A genuine 80s houserockin’ party was thrown in Newark last night and the guests of honor did all the work.
Appearing at the outset of the TD Bank James Moody Jazz Festival, Mavis Staples and Buddy Guy sang and played gospel and the blues, demonstrating the power this music still holds. Remarkably, both headliners (Mavis opened the show, but that’s a technicality–these two are co-equals) are now in their 80s. If you want to make a connection, however tenuous, between octogenarian health and music I’m certainly not going to stop you.
Just a few months after celebrating her 80th birthday this past July, Mavis Staples took the stage in front of a line-up most classic rock fans would recognize–a power trio. Some purist might fault me for that, but Zeppelin was really a power trio with a vocalist, as is, in its own way, U2. This crack unit featured Rick Holmstrom on guitar, Jeff Turmes on bass and Stephen Hodges on drums, all of whom contributed backing vocals. Additional vocal support came from Chandra Williams and Donny Gerrard.
Not that Ms. Staples requires much in the way of support. You’d never know the woman delivering this crisp set was in her ninth decade. She crooned, sang, growled and shouted her way through a set that included “Respect Yourself,” the 1972 single from The Staples Singers best-known album, the Al Bell-produced Be Altitude: Respect Yourself. Mrs. AHC is a huge fan of that record and being able to see Mavis live was a big treat for her.
Most of the set drew from songs heard on more recent albums. In the 1990s, Prince tried to resurrect Mavis’ career, building on the sounds of her early 1970s solo albums. Those records didn’t click, though I recall liking “Jaguar” from 1989’s Time Waits for No One. More recently, on the Alligator and Anti labels, Mavis has returned to her roots and the songs she chose to share reflected the social concerns never far from the surface of The Staple Singers‘ repertoire. The song titles alone tell the tale: “Change,” “We Get By,” “Build a Bridge.”

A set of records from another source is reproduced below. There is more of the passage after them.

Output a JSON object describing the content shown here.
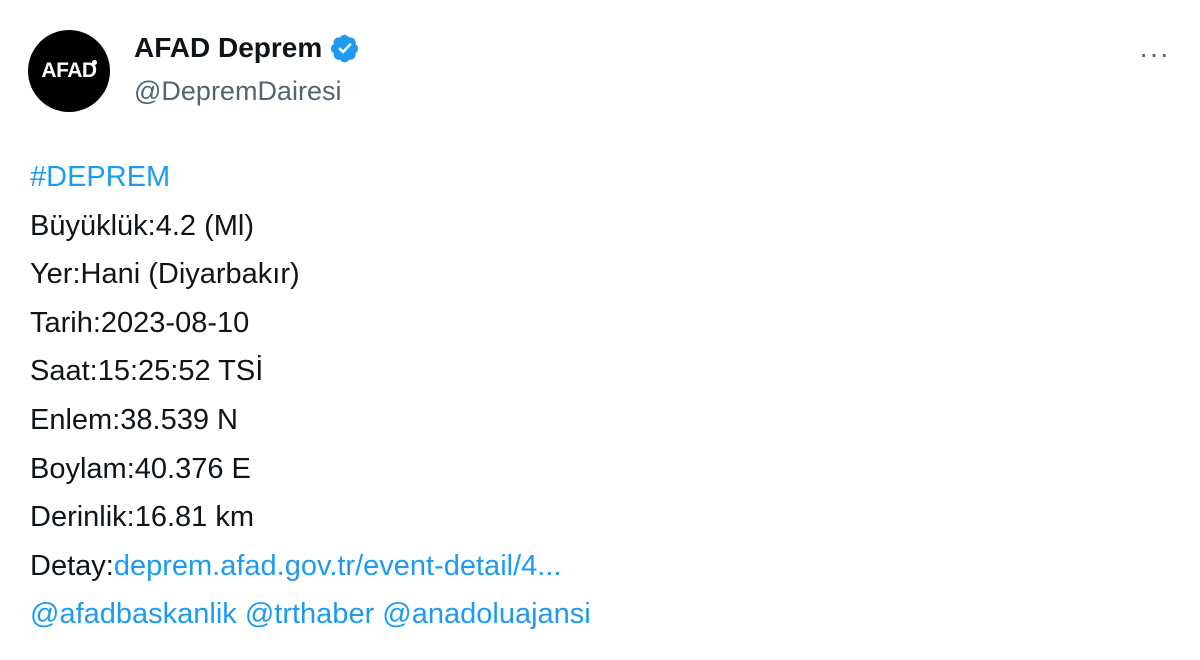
{
  "author": {
    "avatar_text": "AFAD",
    "name": "AFAD Deprem",
    "handle": "@DepremDairesi",
    "verified": true,
    "accent": "#1d9bf0"
  },
  "more_label": "···",
  "tweet": {
    "hashtag": "#DEPREM",
    "lines": [
      "Büyüklük:4.2 (Ml)",
      "Yer:Hani (Diyarbakır)",
      "Tarih:2023-08-10",
      "Saat:15:25:52 TSİ",
      "Enlem:38.539 N",
      "Boylam:40.376 E",
      "Derinlik:16.81 km"
    ],
    "detail_label": "Detay:",
    "detail_link": "deprem.afad.gov.tr/event-detail/4...",
    "mentions": [
      "@afadbaskanlik",
      "@trthaber",
      "@anadoluajansi"
    ]
  }
}
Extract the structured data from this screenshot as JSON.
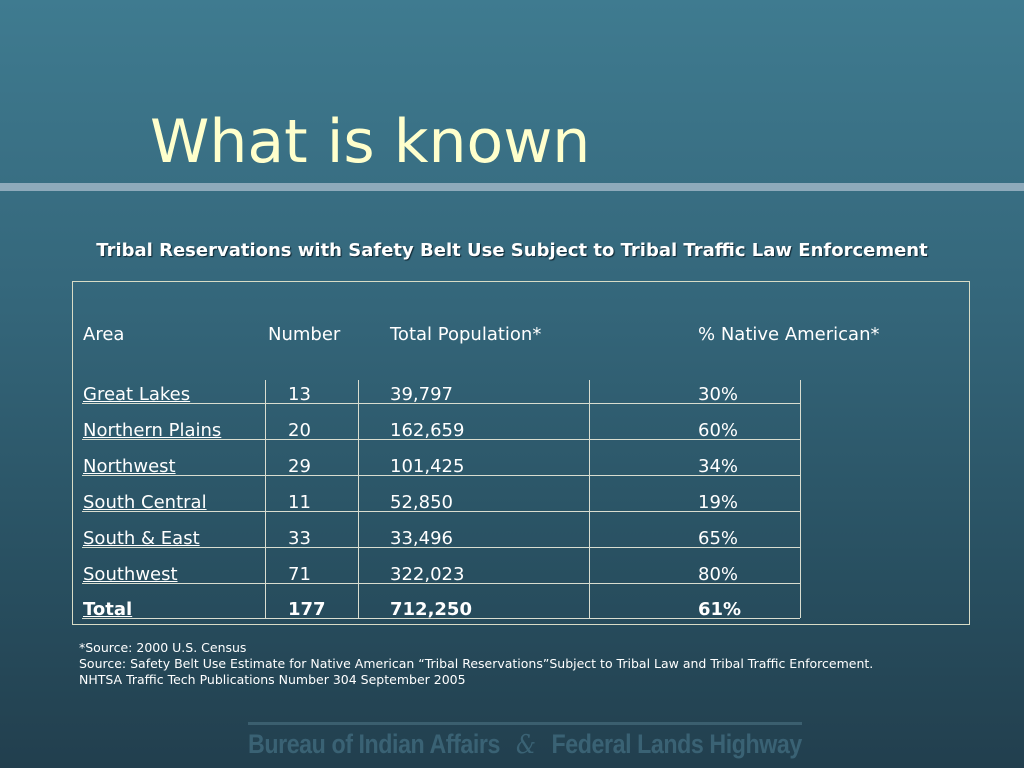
{
  "title": "What is known",
  "subtitle": "Tribal Reservations with Safety Belt Use Subject to Tribal Traffic Law Enforcement",
  "table": {
    "headers": [
      "Area",
      "Number",
      "Total Population*",
      "% Native American*"
    ],
    "rows": [
      [
        "Great Lakes",
        "13",
        "39,797",
        "30%"
      ],
      [
        "Northern Plains",
        "20",
        "162,659",
        "60%"
      ],
      [
        "Northwest",
        "29",
        "101,425",
        "34%"
      ],
      [
        "South Central",
        "11",
        "52,850",
        "19%"
      ],
      [
        "South & East",
        "33",
        "33,496",
        "65%"
      ],
      [
        "Southwest",
        "71",
        "322,023",
        "80%"
      ]
    ],
    "total": [
      "Total",
      "177",
      "712,250",
      "61%"
    ]
  },
  "sources": [
    "*Source: 2000 U.S. Census",
    "Source: Safety Belt Use Estimate for Native American “Tribal Reservations”Subject to Tribal Law and Tribal Traffic Enforcement.",
    "NHTSA Traffic Tech Publications Number 304 September 2005"
  ],
  "footer": {
    "left": "Bureau of Indian Affairs",
    "amp": "&",
    "right": "Federal Lands Highway"
  }
}
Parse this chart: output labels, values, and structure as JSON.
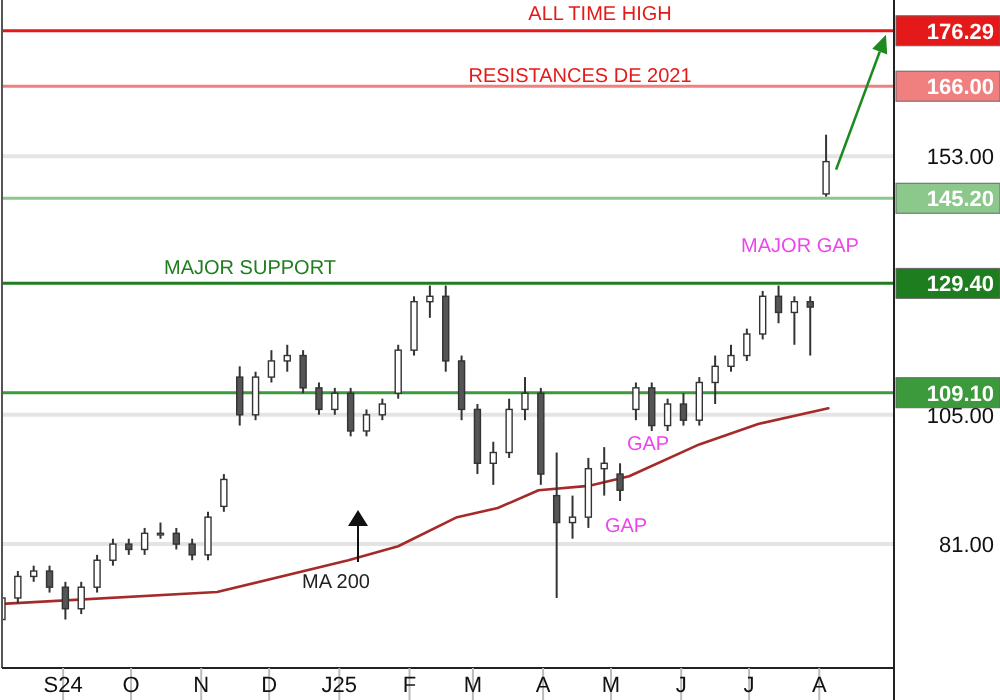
{
  "chart_data": {
    "type": "candlestick",
    "x": [
      "2024-08-05",
      "2024-08-12",
      "2024-08-19",
      "2024-08-26",
      "2024-09-02",
      "2024-09-09",
      "2024-09-16",
      "2024-09-23",
      "2024-09-30",
      "2024-10-07",
      "2024-10-14",
      "2024-10-21",
      "2024-10-28",
      "2024-11-04",
      "2024-11-11",
      "2024-11-18",
      "2024-11-25",
      "2024-12-02",
      "2024-12-09",
      "2024-12-16",
      "2024-12-23",
      "2024-12-30",
      "2025-01-06",
      "2025-01-13",
      "2025-01-20",
      "2025-01-27",
      "2025-02-03",
      "2025-02-10",
      "2025-02-17",
      "2025-02-24",
      "2025-03-03",
      "2025-03-10",
      "2025-03-17",
      "2025-03-24",
      "2025-03-31",
      "2025-04-07",
      "2025-04-14",
      "2025-04-21",
      "2025-04-28",
      "2025-05-05",
      "2025-05-12",
      "2025-05-19",
      "2025-05-26",
      "2025-06-02",
      "2025-06-09",
      "2025-06-16",
      "2025-06-23",
      "2025-06-30",
      "2025-07-07",
      "2025-07-14",
      "2025-07-21",
      "2025-07-28",
      "2025-08-04"
    ],
    "ohlc": [
      [
        67,
        72,
        66,
        71
      ],
      [
        71,
        76,
        70,
        75
      ],
      [
        75,
        77,
        74,
        76
      ],
      [
        76,
        77,
        72,
        73
      ],
      [
        73,
        74,
        67,
        69
      ],
      [
        69,
        74,
        68,
        73
      ],
      [
        73,
        79,
        72,
        78
      ],
      [
        78,
        82,
        77,
        81
      ],
      [
        81,
        82,
        79,
        80
      ],
      [
        80,
        84,
        79,
        83
      ],
      [
        83,
        85,
        82,
        83
      ],
      [
        83,
        84,
        80,
        81
      ],
      [
        81,
        82,
        78,
        79
      ],
      [
        79,
        87,
        78,
        86
      ],
      [
        88,
        94,
        87,
        93
      ],
      [
        112,
        114,
        103,
        105
      ],
      [
        105,
        113,
        104,
        112
      ],
      [
        112,
        117,
        111,
        115
      ],
      [
        115,
        118,
        113,
        116
      ],
      [
        116,
        117,
        109,
        110
      ],
      [
        110,
        111,
        105,
        106
      ],
      [
        106,
        110,
        105,
        109
      ],
      [
        109,
        110,
        101,
        102
      ],
      [
        102,
        106,
        101,
        105
      ],
      [
        105,
        108,
        104,
        107
      ],
      [
        109,
        118,
        108,
        117
      ],
      [
        117,
        127,
        116,
        126
      ],
      [
        126,
        129,
        123,
        127
      ],
      [
        127,
        129,
        113,
        115
      ],
      [
        115,
        116,
        104,
        106
      ],
      [
        106,
        107,
        94,
        96
      ],
      [
        96,
        100,
        92,
        98
      ],
      [
        98,
        108,
        97,
        106
      ],
      [
        106,
        112,
        104,
        109
      ],
      [
        109,
        110,
        92,
        94
      ],
      [
        90,
        98,
        71,
        85
      ],
      [
        85,
        90,
        82,
        86
      ],
      [
        86,
        97,
        84,
        95
      ],
      [
        95,
        99,
        90,
        96
      ],
      [
        94,
        96,
        89,
        91
      ],
      [
        106,
        111,
        104,
        110
      ],
      [
        110,
        111,
        102,
        103
      ],
      [
        103,
        108,
        102,
        107
      ],
      [
        107,
        109,
        103,
        104
      ],
      [
        104,
        112,
        103,
        111
      ],
      [
        111,
        116,
        107,
        114
      ],
      [
        114,
        118,
        113,
        116
      ],
      [
        116,
        121,
        115,
        120
      ],
      [
        120,
        128,
        119,
        127
      ],
      [
        127,
        129,
        122,
        124
      ],
      [
        124,
        127,
        118,
        126
      ],
      [
        126,
        127,
        116,
        125
      ],
      [
        146,
        157,
        145.5,
        152
      ]
    ],
    "series": [
      {
        "type": "line",
        "color": "#a52a2a",
        "x": [
          "2024-08-05",
          "2024-11-08",
          "2025-01-05",
          "2025-01-27",
          "2025-02-22",
          "2025-03-12",
          "2025-03-30",
          "2025-04-21",
          "2025-05-09",
          "2025-06-09",
          "2025-07-05",
          "2025-08-05"
        ],
        "values": [
          69.9,
          72.1,
          78,
          80.6,
          86,
          87.7,
          91,
          91.8,
          93.6,
          99.5,
          103.3,
          106.2
        ]
      }
    ],
    "xlim": [
      "2024-08-05",
      "2025-09-03"
    ],
    "xticks": [
      {
        "value": "2024-09-01",
        "label": "S24"
      },
      {
        "value": "2024-10-01",
        "label": "O"
      },
      {
        "value": "2024-11-01",
        "label": "N"
      },
      {
        "value": "2024-12-01",
        "label": "D"
      },
      {
        "value": "2025-01-01",
        "label": "J25"
      },
      {
        "value": "2025-02-01",
        "label": "F"
      },
      {
        "value": "2025-03-01",
        "label": "M"
      },
      {
        "value": "2025-04-01",
        "label": "A"
      },
      {
        "value": "2025-05-01",
        "label": "M"
      },
      {
        "value": "2025-06-01",
        "label": "J"
      },
      {
        "value": "2025-07-01",
        "label": "J"
      },
      {
        "value": "2025-08-01",
        "label": "A"
      }
    ],
    "ylim": [
      58,
      182
    ],
    "yticks": [
      {
        "value": 81,
        "label": "81.00"
      },
      {
        "value": 105,
        "label": "105.00"
      },
      {
        "value": 153,
        "label": "153.00"
      }
    ],
    "grid": "y",
    "ref_lines": [
      {
        "axis": "y",
        "value": 176.29,
        "label": "176.29",
        "color": "#e41a1a"
      },
      {
        "axis": "y",
        "value": 166,
        "label": "166.00",
        "color": "#f08080"
      },
      {
        "axis": "y",
        "value": 145.2,
        "label": "145.20",
        "color": "#8cc88c"
      },
      {
        "axis": "y",
        "value": 129.4,
        "label": "129.40",
        "color": "#1e7d1e"
      },
      {
        "axis": "y",
        "value": 109.1,
        "label": "109.10",
        "color": "#3c9a3c"
      }
    ],
    "annotations": [
      "ALL TIME HIGH",
      "RESISTANCES DE 2021",
      "MAJOR SUPPORT",
      "MAJOR GAP",
      "GAP",
      "GAP",
      "MA 200"
    ]
  }
}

Ever since she crossed paths with Wilco‘s Jeff Tweedy, Mavis’ records have sounded great, creating ample space for her incredble vocal abilites within spare arrangements. At times last night, the band sounded almost as if they were playing gospel dub, so heavy was the bottom end. That’s not a band thing, nor were the churched up covers she chose to sing, Buffalo Springfield‘s “For What it’s Worth,” still a political tune after all these years, and, just for fun, the Talking Heads‘ “Slippery People,” which the band found a way to funk up even more.
If Mavis brought the sacred, Buddy brought the profane. What he delivered was a master class in the history of the blues replete with humour, innuendo, profanity, cocktail breaks and walk-around-the house solos. Sure, he played the hits (I’m not sure what else to call “Feels Like Rain) both major and minor (“Skin Deep”), as well as newer songs like “Cognac” and “The Blues is Alive and Well.” I won’t dwell on the fact that the big hit was released more than 25 years ago, a fact which probably would puzzle Buddy as much as it does me. I’ll allow him more leeway; he’s 83 after all.
In between there were snippets of classics (“Hoochie Coochie Man,” “Sweet Sixteen,” “Boom Boom”). Covers (“Take me to the River”). Juke joint vaudeville with guitars used as, ahem, motile appendages. And demonstrations. That last word choice may strike some as odd, but how else to describe stepping on a wah-wah pedla and launching into the introductory bars of “Voodoo Chile.” Or using a chopstick (maybe?) to bang out the opening notes of “Sunshine of Your Love.”
The point may have been lost on some. At one point Buddy questioned the audience as to whether they knew who Muddy Waters was and how they’d learned of him. “The Who? So the white boys had to tell you who he was. Then you listened.” When someone tried to press the claim that Bobby Rush was a Jerseyite, Guy made short shrift of that fantasy. “I know him. And I’m from Louisiana, just like he is.” Later, after playing in the style of B.B. King he asked who the audience to name great guitar players. The responses tended to favor the arena blues crowd, living and dead.
Throughout Buddy played the showman. But he was also, I thought, honest to a fault. He didn’t deny the cup he kept visiting didn’t contain water. He’d point out he didn’t write the more risque tunes, but he didn’t avoid singing them. He spoke of growing up so poor he didn’t have running water until he was 17. And he said, “You may hate me, not even know me and hate me. But if you fall down, I’m gonna help you up. That’s just the way I was raised. And maybe I’ll be one of the best things that ever happened to you.”
Maybe he will. I know that on a Sunday night in Newark in November, he came pretty close.